It seems over the last several years quite a few stories have cropped up in the news of Californians abandoning the state.
In 2005, they were headed to the Midwest;
A growing number of people are leaving California after a decade of soaring home prices, according to separate data from the Census Bureau, the Internal Revenue Service and the state’s finance department.
Last year, a half million people left California for other parts of the United States, while fewer than 400,000 Americans moved there. The net outflow has risen fivefold, to more than 100,000, since 2001, an analysis by Economy.com, a research company, shows, although immigration from other countries and births have kept the state’s population growing.

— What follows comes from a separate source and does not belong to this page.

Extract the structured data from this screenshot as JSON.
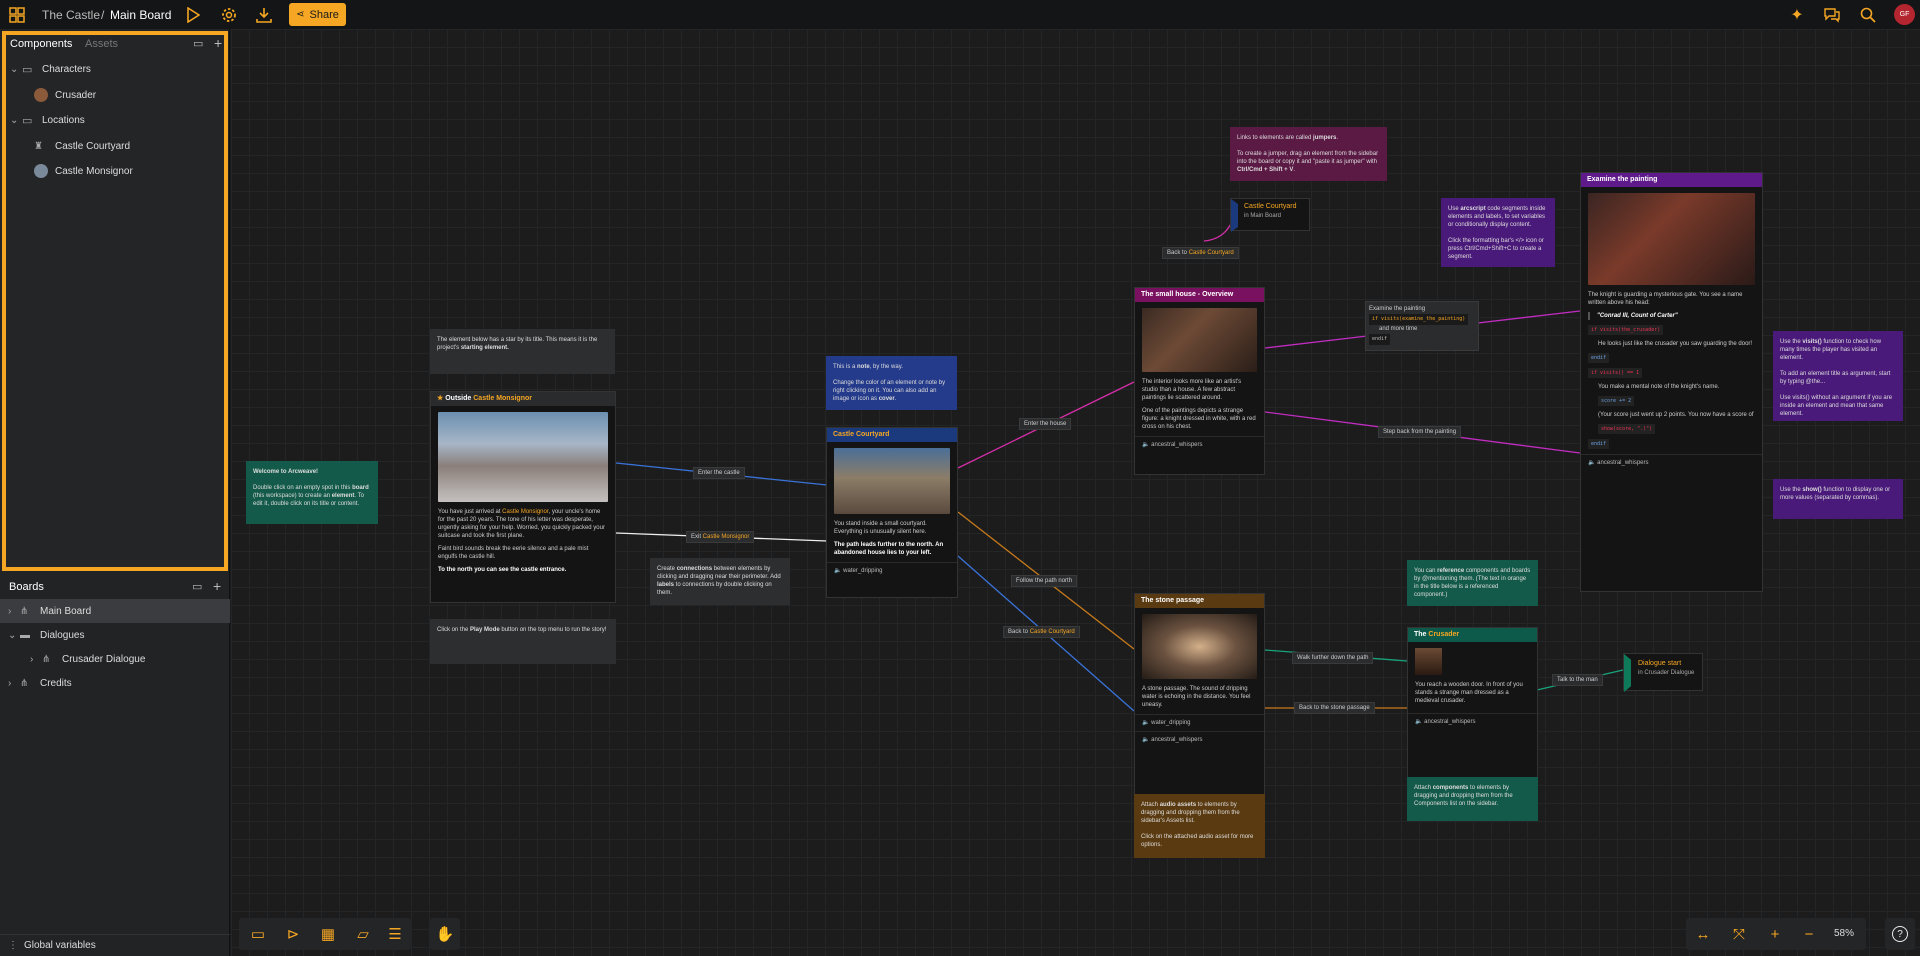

In other words, even though they were loathe to admit it, illegal immigration kept the state’s population growing. The housing bubble was in full bloom; new home construction was fueling the labor force, even though there were rumblings of something wrong;
“People are saying, ‘Even though I have to take a 10 percent wage cut to go to Vegas or Phoenix, it’s actually a wage increase,’ ” said Ross C. DeVol, the director of regional economics at the Milken Institute, a research group in Santa Monica, Calif. “They look at what housing costs here, and they’re making decisions to go elsewhere.”

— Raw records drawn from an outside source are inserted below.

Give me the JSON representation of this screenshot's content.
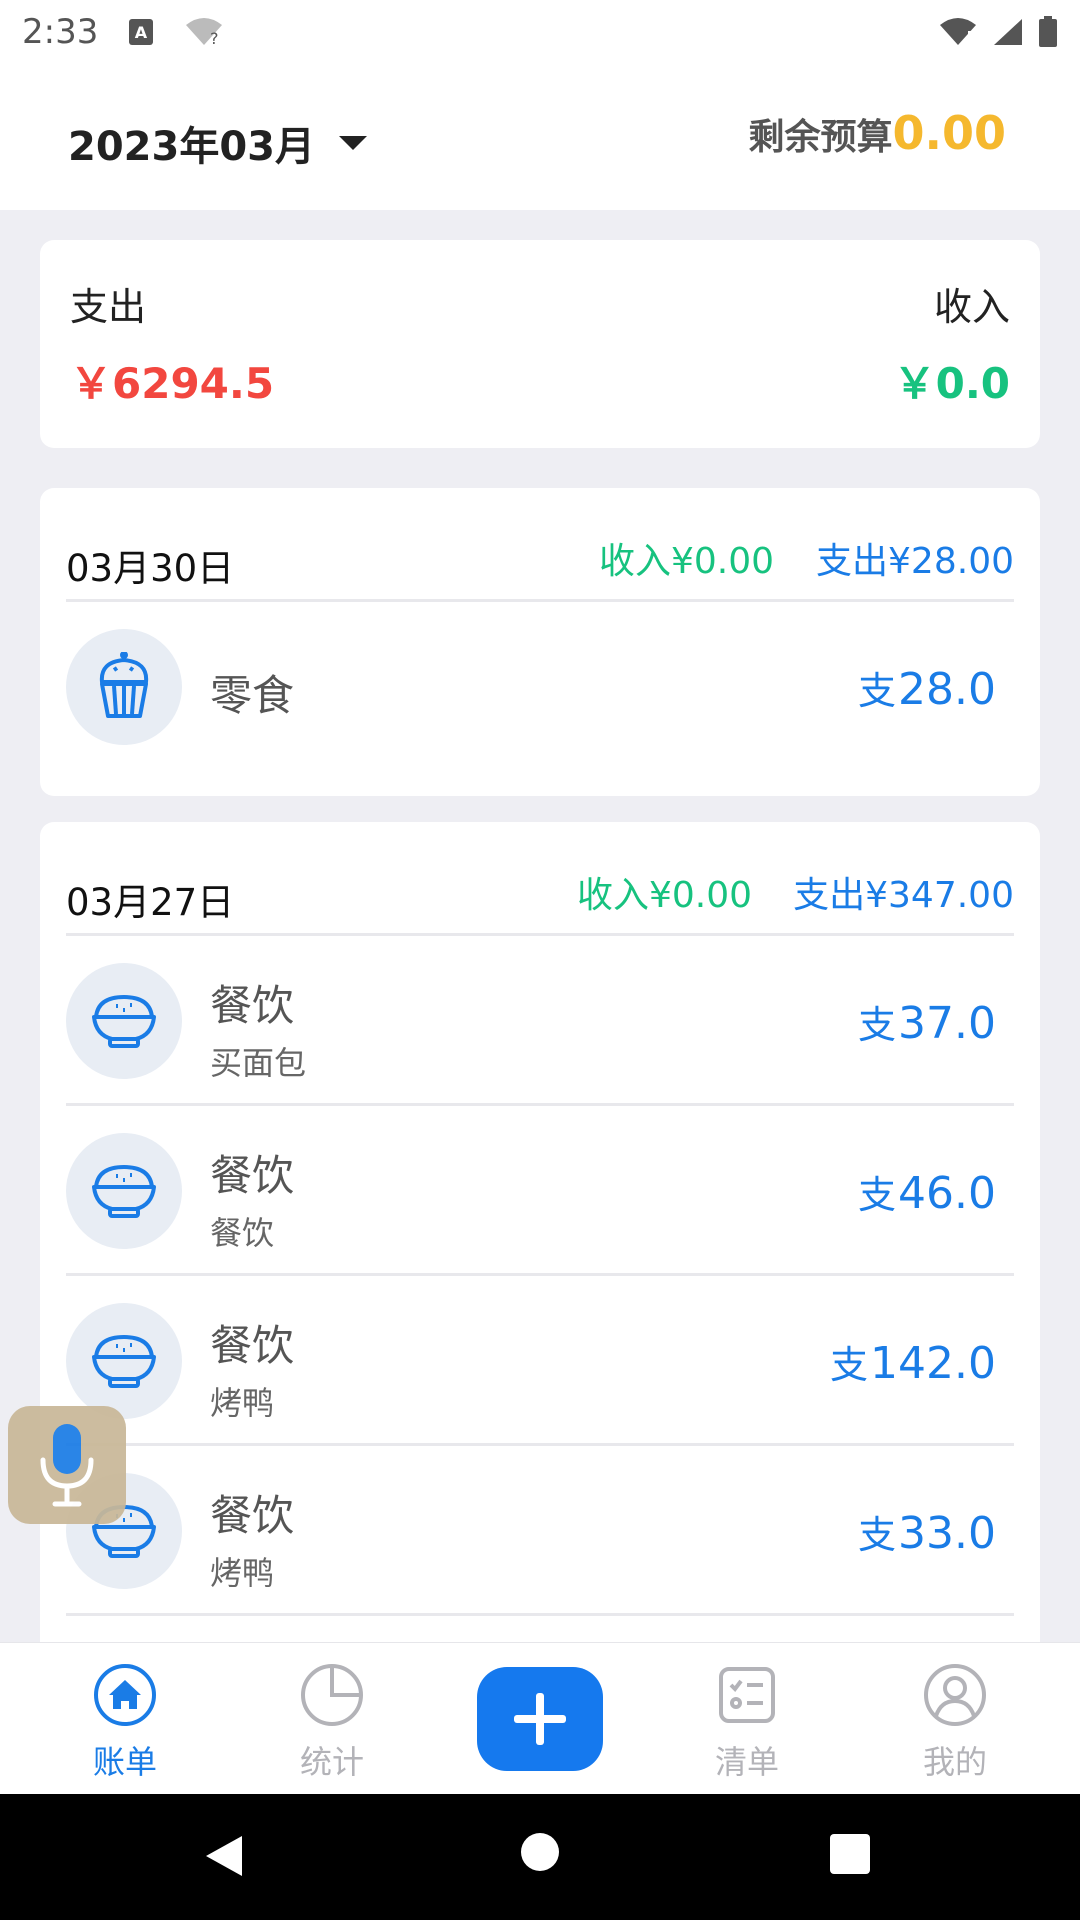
{
  "status_bar": {
    "time": "2:33"
  },
  "header": {
    "month": "2023年03月",
    "budget_label": "剩余预算",
    "budget_value": "0.00"
  },
  "summary": {
    "expense_label": "支出",
    "expense_value": "￥6294.5",
    "income_label": "收入",
    "income_value": "￥0.0"
  },
  "days": [
    {
      "date": "03月30日",
      "income": "收入¥0.00",
      "expense": "支出¥28.00",
      "items": [
        {
          "icon": "cupcake-icon",
          "category": "零食",
          "note": "",
          "prefix": "支",
          "amount": "28.0"
        }
      ]
    },
    {
      "date": "03月27日",
      "income": "收入¥0.00",
      "expense": "支出¥347.00",
      "items": [
        {
          "icon": "rice-bowl-icon",
          "category": "餐饮",
          "note": "买面包",
          "prefix": "支",
          "amount": "37.0"
        },
        {
          "icon": "rice-bowl-icon",
          "category": "餐饮",
          "note": "餐饮",
          "prefix": "支",
          "amount": "46.0"
        },
        {
          "icon": "rice-bowl-icon",
          "category": "餐饮",
          "note": "烤鸭",
          "prefix": "支",
          "amount": "142.0"
        },
        {
          "icon": "rice-bowl-icon",
          "category": "餐饮",
          "note": "烤鸭",
          "prefix": "支",
          "amount": "33.0"
        }
      ]
    }
  ],
  "bottom_nav": {
    "items": [
      {
        "label": "账单",
        "icon": "home-icon",
        "active": true
      },
      {
        "label": "统计",
        "icon": "pie-chart-icon",
        "active": false
      },
      {
        "label": "",
        "icon": "plus-icon",
        "active": false
      },
      {
        "label": "清单",
        "icon": "checklist-icon",
        "active": false
      },
      {
        "label": "我的",
        "icon": "user-icon",
        "active": false
      }
    ]
  },
  "colors": {
    "accent": "#1579ee",
    "expense_red": "#f2473f",
    "income_green": "#17c27f",
    "budget_yellow": "#f5b82e"
  }
}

In 2008, it was being called a “stampede”;
“When California faced a Mount Everest-sized $14 billion deficit in 2003, one of the major causes for the red ink was the stampede of millionaire households from the state,” says a report called “Rich States, Poor States” by economists Arthur Laffer and Stephen Moore. “Out of the 25,000 or so seven-figure-income families, more than 5,000 left in the early 2000s, and the loss of their tax payments accounted for about half the budget hole.”
And it’s not just the rich leaving. Based on data from moving companies, California had the second-highest domestic population out-flow of any state in 2005, according to the report, “despite the beautiful weather, beaches, and mountains.”

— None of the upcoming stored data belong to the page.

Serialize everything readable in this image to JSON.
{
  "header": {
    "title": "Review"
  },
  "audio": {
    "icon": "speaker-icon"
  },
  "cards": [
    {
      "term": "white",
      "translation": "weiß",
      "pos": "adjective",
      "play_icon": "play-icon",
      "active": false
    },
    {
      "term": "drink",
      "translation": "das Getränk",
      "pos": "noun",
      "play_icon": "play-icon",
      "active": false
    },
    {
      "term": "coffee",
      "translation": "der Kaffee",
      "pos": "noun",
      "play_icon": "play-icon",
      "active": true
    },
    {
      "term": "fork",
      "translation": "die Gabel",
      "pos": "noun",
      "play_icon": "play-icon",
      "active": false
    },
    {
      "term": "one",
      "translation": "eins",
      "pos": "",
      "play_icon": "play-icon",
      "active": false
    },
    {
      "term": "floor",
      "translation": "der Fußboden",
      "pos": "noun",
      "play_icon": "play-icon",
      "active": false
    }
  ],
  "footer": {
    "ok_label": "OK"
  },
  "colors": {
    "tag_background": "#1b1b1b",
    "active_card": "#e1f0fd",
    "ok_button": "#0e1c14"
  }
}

Today the $14 billion deficit is closer to $41 billion post burst, construction is slowing to a halt, and not even the illegal immigrants are finding work.
With state government facing a $41.6 billion budget hole over 18 months, residents are bracing for higher taxes, cuts in education and postponed tax rebates. A multibillion-dollar plan to remake downtown Los Angeles has stalled, and office vacancy rates there and in San Diego and San Jose surpass the 10.2 percent national average.
Median housing prices have nose-dived one-third from a 2006 peak, but many homes are still out of reach for middle-class families. Some small towns are on the brink of bankruptcy. Normally recession-proof Hollywood has been hit by layoffs.
“You see wages go down and the cost of living go up,” Reilly says. His property taxes will be $1,300 in Colorado, down from $4,300 on his three-bedroom house in Nipomo, about 80 miles up the coast from Santa Barbara.
The net loss as of 1 July 2008 was 144,000 people, by July 1 2009 with the economy in the tank what will the numbers be? And a majority of those departures are taking their tax base with them. The ones staying will be facing a Democrat controlled legislature intent on illegally raising taxes on them as they struggle to stay afloat with layoffs climbing as businesses leave. Those that actually pay taxes that is, rather than consuming them.
Where are they all going? And will it even matter?
One thing is evident, the ones leaving are by and large the ones whose presence will be most missed; taxpayers. Their departure means more revenue lost to the state coffers, which in turn will cause them to want to raise taxes higher in what might be the final death spiral as California circles the drain.
Or it could be a chance for conservatives to finally spread the message that the tax and spend mania really doesn’t work and wrestle control away from the ones who drove us to the brink. It may be the last opportunity.
All I know is this; it sucks to be Atlas in this state.